Air-cooled chillers are generally the major electricity consumers in air-conditioned buildings in the subtropical climate。 To improve the energy efficiency of the air-cooled chillers at part load conditions, two or more refrigeration circuits are designed。 This paper considers how the use of optimal circuit loading sequence (CLS) enables these chillers to operate more efficiently。 A thermodynamic model for the air-cooled chillers with twin refrigeration circuits was developed using TRNSYS and validated using a wide range of operating data。 Based on the sophisticated chiller model, an analysis was carried out on how the chiller COP varied with different CLS and variable condensing temperature control (CTC)。 A chiller plant designed for a representative office building in Hong Kong was investigated to assess the potential electricity savings by use of CLS。 4。
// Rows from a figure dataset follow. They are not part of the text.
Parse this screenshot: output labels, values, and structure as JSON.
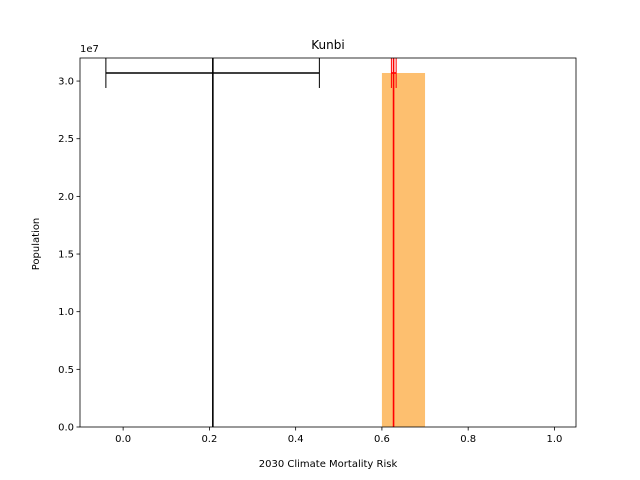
{
  "chart_data": {
    "type": "bar",
    "title": "Kunbi",
    "xlabel": "2030 Climate Mortality Risk",
    "ylabel": "Population",
    "y_offset_label": "1e7",
    "xlim": [
      -0.1,
      1.05
    ],
    "ylim": [
      0,
      3.2
    ],
    "y_scale_factor": 10000000,
    "x_ticks": [
      0.0,
      0.2,
      0.4,
      0.6,
      0.8,
      1.0
    ],
    "x_tick_labels": [
      "0.0",
      "0.2",
      "0.4",
      "0.6",
      "0.8",
      "1.0"
    ],
    "y_ticks": [
      0.0,
      0.5,
      1.0,
      1.5,
      2.0,
      2.5,
      3.0
    ],
    "y_tick_labels": [
      "0.0",
      "0.5",
      "1.0",
      "1.5",
      "2.0",
      "2.5",
      "3.0"
    ],
    "bars": [
      {
        "x_start": 0.6,
        "x_end": 0.7,
        "value": 3.07
      }
    ],
    "vertical_lines": [
      {
        "x": 0.208,
        "color": "#000000"
      },
      {
        "x": 0.627,
        "color": "#ff0000"
      }
    ],
    "error_bars": [
      {
        "center": 0.208,
        "low": -0.04,
        "high": 0.455,
        "y": 3.07,
        "cap_half": 0.13,
        "color": "#000000"
      },
      {
        "center": 0.627,
        "low": 0.622,
        "high": 0.633,
        "y": 3.07,
        "cap_half": 0.13,
        "color": "#ff0000"
      }
    ],
    "colors": {
      "bar": "#fdbf6f",
      "axis": "#000000"
    }
  }
}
2% of the annual electricity consumption by chillers could be achieved with optimal CLS compared with the base case。 Under CTC, the coefficient of performance (COP) was improved further, and CTC coupling with optimal CLS would reduce the annual total electricity consumption for cooling by 72607
9。6%。
风冷式冷水机组通常是亚热带气候条件下空调建筑的主要电力用户。为了提高风冷冷水机组在部分负荷条件下的能效,设计了两个或两个以上的制冷回路。本文认为,如何使用最佳的电路加载顺序(CLS)使这些冷水机组更有效地运作。采用双制冷回路的风冷冷水机组的热力学模型,利用TRNSYS和验证,使用范围广,操作数据。基于复杂的冷水机组模型,进行了分析,对冷水机组COP变化的不同CLS和可变冷凝温度控制(CTC)。冷水机组设计为代表的办公楼在香港进行调查,利用CLS评估潜在的节省电力。4。2%的年度用冷水机组的电力消耗,可以实现最佳CLS的基础情况相比。CTC下,性能系数(COP)进一步提高,CTC耦合与最佳CLS将减少年度总用电量冷却9。6%
Peer-review under responsibility of the organizing committee of ISHVAC-COBEE 2015
Keywords: Air-Cooled Chiller; Twin Refrigeration Circuits; Circuit Loading Sequence; Condensing Temperature Control
1。 Introduction 介绍
Air-cooled chiller systems are commonly used in commercial buildings due to their flexibility, especially for the cities that have water shortage problem [1]。 Comparing to water-cooled chillers, air-cooled chillers are regarded as
Energy inefficient。 The chiller efficiency decreases significantly under part load conditions。 To improve the chiller performance, many water chillers are designed with multiple refrigeration circuits connected by parallel, and each refrigeration circuit has one or more compressors。 This design of multiple refrigerant circuits is to enhance the reliability and standby capacity, decrease in-rush current at system start-up。 Such design also can reduce the power consumption at part load condition, and it gives an opportunity to improve the overall chiller performance。 As one of the circuits or both circuits in a chiller may be operated at any given conditions, the chiller performance will be different under different operating schemes。 This means that proper control strategy is critical, which is used to share the cooling load between the refrigeration circuits and sequence the compressors in each circuit。 For this reason, it is desirable to identify operating strategies on proper refrigeration circuit loading sequence (CLS) that improve the efficiency of the chiller with multiple refrigeration circuits。
能源效率低下。冷效率明显负载条件下,提高性能的冷,多水是电路设计和多设备并行连接城市和电路,每个设备有一个或多个压缩机。本设计的多个电路的冰质两个增强的可靠性和备用容量,降低冲流在系统启动。这样的设计也可以减少功率消耗的空调负荷的地方,它提供的机会,提高整体性能的冷。作为一个电路的电路在一个或两个可能是挂在任何给定的操作条件下,将冷性能不同,在不同的操作方案。这意味这冰的适当的控制策略的关键,这是用来分享的冷却负载之间的电路和制冷压缩机在每个序列的电路。因为这个原因,它是两个可取的在线识别策略的正确操作设备电路负荷序列(CLS),提高效率的多设备电路。